Credal Concept Bottleneck Models: Structural Separation of Epistemic and Aleatoric Uncertainty
Tanmoy Mukherjee, Marius Kloft, Pierre Marquis, Zied Bouraoui
TL;DR
This work addresses the challenge of disentangling epistemic uncertainty (EU) from aleatoric uncertainty (AU) in predictive models. It introduces Credal Concept Bottleneck Models (Credal CBMs) that represent uncertainty as ellipsoidal credal sets parameterized in logit space, with EU determined by the credal set size and AU by within-set noise, and enforces structural separation via a frozen encoder and disjoint gradient signals across three heads.

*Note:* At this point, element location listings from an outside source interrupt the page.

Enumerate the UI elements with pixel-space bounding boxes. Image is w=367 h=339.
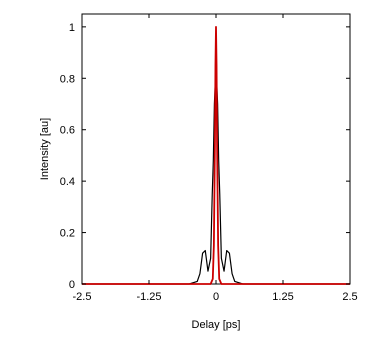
y-tick-label: 1 xyxy=(69,22,75,34)
series-line-red xyxy=(82,25,350,285)
series-layer xyxy=(82,25,350,285)
y-axis-title: Intensity [au] xyxy=(39,118,51,180)
y-tick-label: 0.8 xyxy=(60,73,75,85)
x-tick-label: -1.25 xyxy=(136,291,161,303)
x-tick-label: 2.5 xyxy=(342,291,357,303)
x-tick-label: -2.5 xyxy=(73,291,92,303)
y-tick-label: 0.2 xyxy=(60,228,75,240)
y-axis-ticks: 0 0.2 0.4 0.6 0.8 1 xyxy=(60,22,350,291)
y-tick-label: 0.6 xyxy=(60,125,75,137)
x-tick-label: 1.25 xyxy=(272,291,293,303)
x-tick-label: 0 xyxy=(213,291,219,303)
y-tick-label: 0.4 xyxy=(60,176,75,188)
y-tick-label: 0 xyxy=(69,279,75,291)
x-axis-title: Delay [ps] xyxy=(192,319,241,331)
x-axis-ticks: -2.5 -1.25 0 1.25 2.5 xyxy=(73,14,358,303)
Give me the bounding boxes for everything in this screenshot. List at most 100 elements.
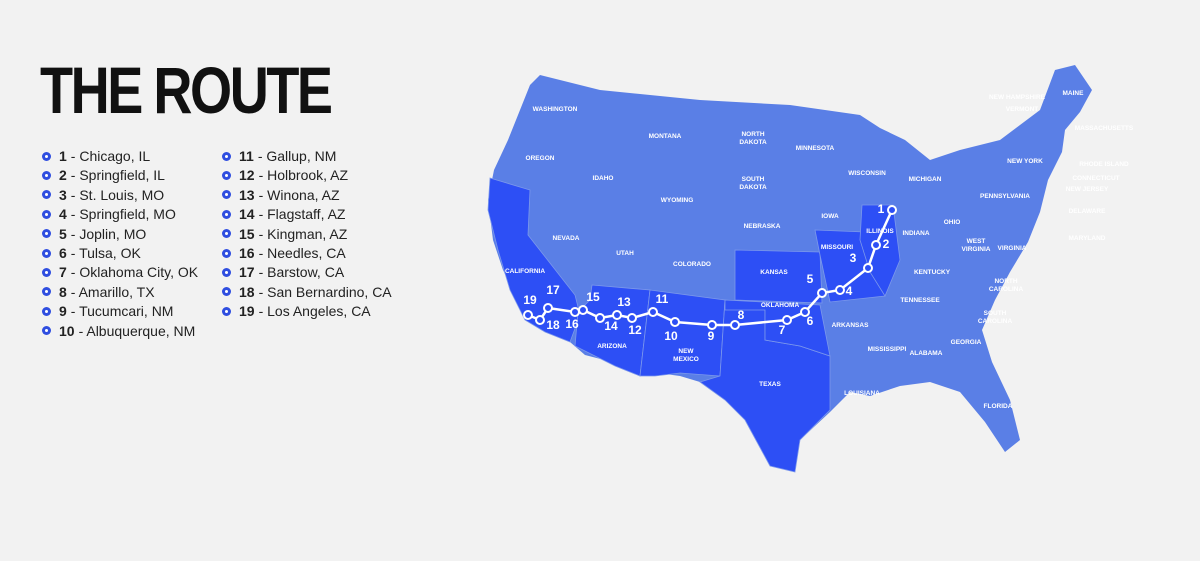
state-label: CONNECTICUT bbox=[1072, 175, 1119, 182]
state-label: RHODE ISLAND bbox=[1079, 161, 1129, 168]
state-label-line: NEW bbox=[678, 348, 694, 355]
stop-number: 16 bbox=[239, 245, 255, 261]
stop-name: - Holbrook, AZ bbox=[258, 167, 349, 184]
bullet bbox=[42, 151, 51, 161]
bullet bbox=[42, 190, 51, 200]
stop-item: 9- Tucumcari, NM bbox=[42, 303, 173, 319]
state-label: NEW YORK bbox=[1007, 158, 1043, 165]
state-label: IDAHO bbox=[593, 175, 614, 182]
route-stop-number: 7 bbox=[779, 323, 786, 337]
route-stop-number: 2 bbox=[883, 237, 890, 251]
state-label-line: NORTH bbox=[994, 278, 1017, 285]
state-label: OREGON bbox=[526, 155, 555, 162]
stop-name: - Springfield, IL bbox=[70, 167, 165, 184]
bullet bbox=[42, 229, 51, 239]
stop-item: 14- Flagstaff, AZ bbox=[222, 206, 345, 222]
state-label-line: WEST bbox=[967, 238, 986, 245]
route-stop bbox=[535, 315, 545, 325]
route-stop-number: 11 bbox=[656, 292, 669, 306]
state-label: NORTH DAKOTA bbox=[739, 131, 767, 146]
bullet bbox=[42, 170, 51, 180]
stop-item: 12- Holbrook, AZ bbox=[222, 167, 348, 183]
bullet bbox=[42, 267, 51, 277]
state-label: MISSISSIPPI bbox=[868, 346, 907, 353]
stop-item: 11- Gallup, NM bbox=[222, 148, 336, 164]
state-label: MISSOURI bbox=[821, 244, 853, 251]
route-stop bbox=[887, 205, 897, 215]
route-stop bbox=[800, 307, 810, 317]
stop-number: 13 bbox=[239, 186, 255, 203]
route-stop-number: 14 bbox=[604, 319, 618, 333]
bullet bbox=[42, 287, 51, 297]
state-label: NEW JERSEY bbox=[1066, 186, 1109, 193]
state-label: LOUISIANA bbox=[844, 390, 880, 397]
stop-item: 2- Springfield, IL bbox=[42, 167, 165, 183]
stop-name: - Albuquerque, NM bbox=[78, 322, 196, 339]
state-label-line: CAROLINA bbox=[989, 286, 1024, 293]
stop-name: - Tucumcari, NM bbox=[70, 303, 174, 320]
state-label: SOUTH DAKOTA bbox=[739, 176, 767, 191]
state-label: IOWA bbox=[821, 213, 839, 220]
state-california bbox=[487, 177, 581, 343]
route-stop-number: 19 bbox=[523, 293, 537, 307]
state-label: OHIO bbox=[944, 219, 961, 226]
stop-item: 8- Amarillo, TX bbox=[42, 284, 155, 300]
state-label: TENNESSEE bbox=[900, 297, 940, 304]
state-label: NORTH CAROLINA bbox=[989, 278, 1024, 293]
state-label: ILLINOIS bbox=[866, 228, 894, 235]
stop-number: 2 bbox=[59, 167, 67, 184]
stop-item: 4- Springfield, MO bbox=[42, 206, 176, 222]
route-stop-number: 17 bbox=[546, 283, 560, 297]
stop-name: - Los Angeles, CA bbox=[258, 303, 371, 320]
state-illinois bbox=[859, 204, 901, 297]
state-label-line: NORTH bbox=[741, 131, 764, 138]
stop-item: 16- Needles, CA bbox=[222, 245, 346, 261]
state-label: SOUTH CAROLINA bbox=[978, 310, 1013, 325]
stop-name: - St. Louis, MO bbox=[70, 186, 165, 203]
state-label: KANSAS bbox=[760, 269, 788, 276]
route-stop bbox=[817, 288, 827, 298]
route-stop bbox=[523, 310, 533, 320]
route-stop-number: 1 bbox=[878, 202, 885, 216]
stop-item: 17- Barstow, CA bbox=[222, 264, 344, 280]
route-stop bbox=[648, 307, 658, 317]
route-stop-number: 4 bbox=[846, 284, 853, 298]
route-stop bbox=[570, 307, 580, 317]
state-label: ARIZONA bbox=[597, 343, 627, 350]
stop-name: - Winona, AZ bbox=[258, 186, 340, 203]
route-stop-number: 12 bbox=[628, 323, 642, 337]
stop-item: 19- Los Angeles, CA bbox=[222, 303, 371, 319]
stop-number: 6 bbox=[59, 245, 67, 261]
stop-item: 7- Oklahoma City, OK bbox=[42, 264, 198, 280]
state-label: WEST VIRGINIA bbox=[962, 238, 991, 253]
stop-number: 12 bbox=[239, 167, 255, 184]
state-label: MINNESOTA bbox=[796, 145, 835, 152]
state-label: PENNSYLVANIA bbox=[980, 193, 1030, 200]
stop-name: - Kingman, AZ bbox=[258, 225, 348, 242]
state-kansas bbox=[734, 249, 823, 304]
route-stop bbox=[612, 310, 622, 320]
route-stop-number: 9 bbox=[708, 329, 715, 343]
stop-item: 5- Joplin, MO bbox=[42, 226, 146, 242]
stop-name: - Needles, CA bbox=[258, 245, 346, 261]
bullet bbox=[222, 209, 231, 219]
route-stop bbox=[863, 263, 873, 273]
route-stop-number: 16 bbox=[565, 317, 579, 331]
bullet bbox=[222, 170, 231, 180]
state-label: WISCONSIN bbox=[848, 170, 886, 177]
stop-item: 1- Chicago, IL bbox=[42, 148, 150, 164]
bullet bbox=[222, 287, 231, 297]
stop-number: 10 bbox=[59, 322, 75, 339]
state-label: NEBRASKA bbox=[744, 223, 781, 230]
route-stop-number: 10 bbox=[664, 329, 678, 343]
state-label-line: SOUTH bbox=[984, 310, 1007, 317]
state-label: VERMONT bbox=[1006, 106, 1039, 113]
route-stop-number: 15 bbox=[586, 290, 600, 304]
stop-name: - Tulsa, OK bbox=[70, 245, 141, 261]
route-stop bbox=[670, 317, 680, 327]
state-label: NEW HAMPSHIRE bbox=[989, 94, 1046, 101]
stop-item: 18- San Bernardino, CA bbox=[222, 284, 392, 300]
stop-number: 18 bbox=[239, 283, 255, 300]
bullet bbox=[222, 306, 231, 316]
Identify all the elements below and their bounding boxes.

A Credal ELBO incorporating a Hausdorff KL regularizer ensures the credal set remains well-behaved while enabling gradient isolation, with theoretical guarantees of gradient separation and decorrelation. Empirically, the method achieves near-zero EU–AU correlation across multiple datasets (CeBaB, GoEmotions, MAQA*, AmbigQA*), improves alignment of EU with prediction error and AU with ground-truth ambiguity, and supports actionable quadrant-based routing for downstream tasks. The approach offers a principled design principle for trustworthy AI, enabling targeted decisions such as data collection, human review, or abstention based on the source of uncertainty, while outlining practical considerations and limitations for deployment.
Abstract
Decomposing predictive uncertainty into epistemic (model ignorance) and aleatoric (data ambiguity) components is central to reliable decision making, yet most methods estimate both from the same predictive distribution. Recent empirical and theoretical results show these estimates are typically strongly correlated, so changes in predictive spread simultaneously affect both components and blur their semantics. We propose a credal-set formulation in which uncertainty is represented as a set of predictive distributions, so that epistemic and aleatoric uncertainty correspond to distinct geometric properties: the size of the set versus the noise within its elements. We instantiate this idea in a Variational Credal Concept Bottleneck Model with two disjoint uncertainty heads trained by disjoint objectives and non-overlapping gradient paths, yielding separation by construction rather than post hoc decomposition. Across multi-annotator benchmarks, our approach reduces the correlation between epistemic and aleatoric uncertainty by over an order of magnitude compared to standard methods, while improving the alignment of epistemic uncertainty with prediction error and aleatoric uncertainty with ground-truth ambiguity.